- Who
It was 10 minutes before his Penn Grad Talk was set to begin, and Andrés Oliveros González was anxious.
Despite thorough preparation and practice, he was blanking on his lines. To clear his mind, he went for a walk through the galleries of the Penn Museum, where he encountered a kind friend from his cohort in the Master of Behavioral and Decision Sciences (MBDS) program in the School of Liberal and Professional Studies, who gave him a wink and reassured him he’d “crush it.”
He did: Oliveros González was one of five winners of Penn Grad Talks 2024, for the Professional Master’s category. And for Oliveros González, who’d come to the U.S. from Mexico feeling like he’d entered “Hogwarts” by stepping onto Penn’s campus as a student, it was a big deal.
“It was such a milestone, having the opportunity to be here [at Penn], and then being selected and winning,” says Oliveros González. “It’s kind of a validation that people are interested in this topic.”
Oliveros González came with his wife and two kids from Mexico City to Penn for the MBDS program in August 2022 and will graduate in May. Oliveros González initially studied to be a corporate lawyer and worked for a multinational retail company in Monterrey, Mexico. Eventually, he noticed that company leaders struggled with sharing important information internally and wondered why this was so seemingly pervasive. So, he decided he could do something about it: In collaboration with a friend, he co-founded Astrolab in 2012 to teach business leaders oral storytelling—particularly in Latin America.
- What
Oliveros Gonzalez’s winning talk theorized that there are three stories people should learn to tell about themselves: an origin story, sharing a moment that shaped who you are professionally; an insight story, which shares a moment when you helped to solve a problem and built creativity and expertise; and a connection story, which should be an authentic, relevant, bridge-building story that is typically more improvised—but builds trust. All these stories should be short and communicable within five minutes.
His theory is constructed from science that supports the benefits storytelling has for engagement, emotion, memory, and alignment with others.
“The message is not necessarily, ‘Hey, we can all become storytellers,’” he says. “It’s, ‘Hey, we all need to become storytellers.’”
- Why
Oliveros González wants to take his approach to storytelling to scale, reaching people who can hone their communication skills to improve how they connect with and influence others. Ideally, he says, he’d like to work with professionals and entrepreneurs across America and help them have more impactful five-minute meetings and conversations.
“We’re always a storyteller. With friends and partners, you don’t share bullet points from an Excel—you tell stories,” he says. “But then we get into corporate America or a big organization, and people start switching to PowerPoint. And you need some limits, right? But hey, include that personal anecdote that will only take you 30 seconds to increase trust and likeability. Give yourself the opportunity to do that and see what happens.”
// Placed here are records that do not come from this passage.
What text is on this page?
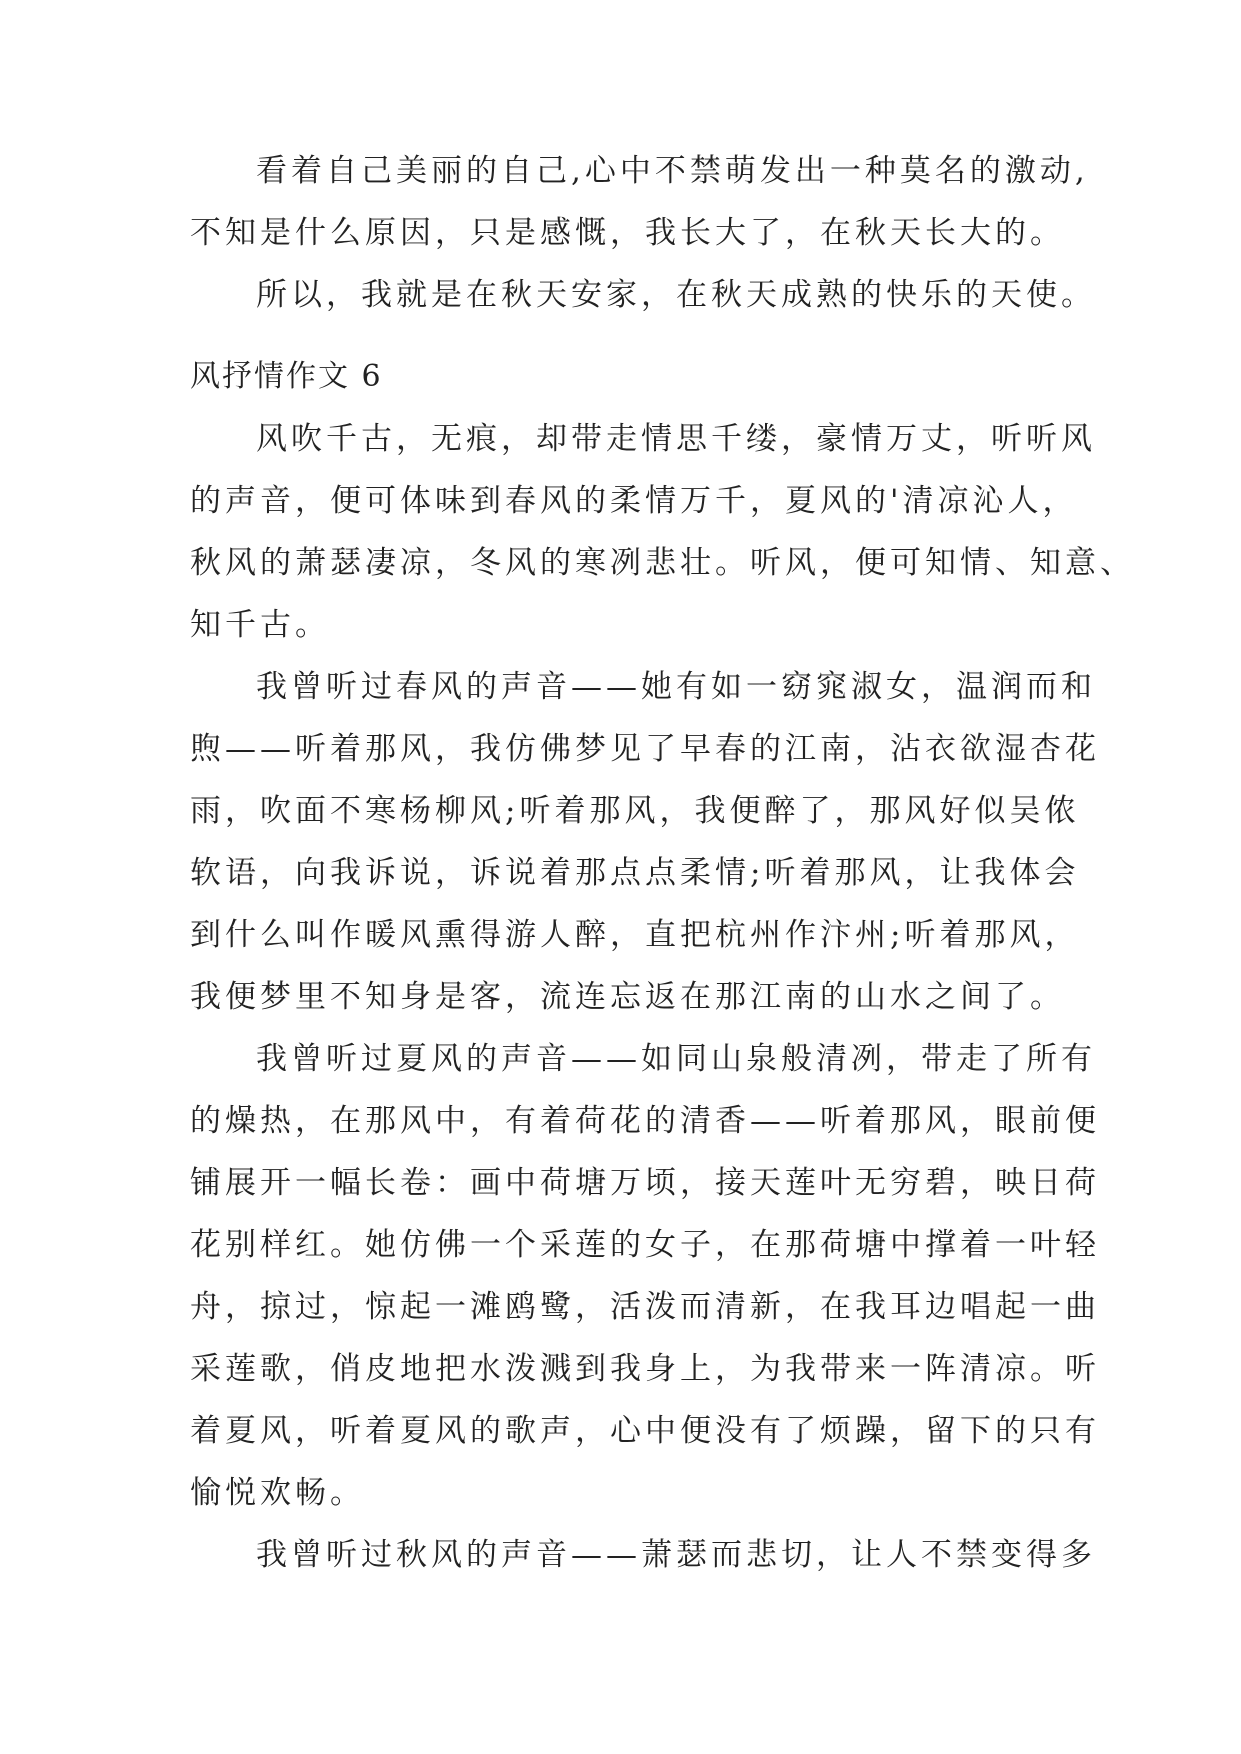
看着自己美丽的自己,心中不禁萌发出一种莫名的激动,
不知是什么原因，只是感慨，我长大了，在秋天长大的。
所以，我就是在秋天安家，在秋天成熟的快乐的天使。
风抒情作文 6
风吹千古，无痕，却带走情思千缕，豪情万丈，听听风
的声音，便可体味到春风的柔情万千，夏风的'清凉沁人，
秋风的萧瑟凄凉，冬风的寒冽悲壮。听风，便可知情、知意、
知千古。
我曾听过春风的声音——她有如一窈窕淑女，温润而和
煦——听着那风，我仿佛梦见了早春的江南，沾衣欲湿杏花
雨，吹面不寒杨柳风;听着那风，我便醉了，那风好似吴侬
软语，向我诉说，诉说着那点点柔情;听着那风，让我体会
到什么叫作暖风熏得游人醉，直把杭州作汴州;听着那风，
我便梦里不知身是客，流连忘返在那江南的山水之间了。
我曾听过夏风的声音——如同山泉般清冽，带走了所有
的燥热，在那风中，有着荷花的清香——听着那风，眼前便
铺展开一幅长卷：画中荷塘万顷，接天莲叶无穷碧，映日荷
花别样红。她仿佛一个采莲的女子，在那荷塘中撑着一叶轻
舟，掠过，惊起一滩鸥鹭，活泼而清新，在我耳边唱起一曲
采莲歌，俏皮地把水泼溅到我身上，为我带来一阵清凉。听
着夏风，听着夏风的歌声，心中便没有了烦躁，留下的只有
愉悦欢畅。
我曾听过秋风的声音——萧瑟而悲切，让人不禁变得多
Oliveros González says he’s been humbled by the welcoming environment he’s been met with at Penn and Philadelphia, describing a tight-knit international circle of friends who’ve become like family. While he intended to return to Mexico after finishing his program, he now plans to stay in Philadelphia.
“I honestly think coming here is changing, and is going to change, my life,” he says. “I don’t know how different it will be after this, but I know for my kids it will be life-changing coming here.
“Great stuff is going to come out of this.”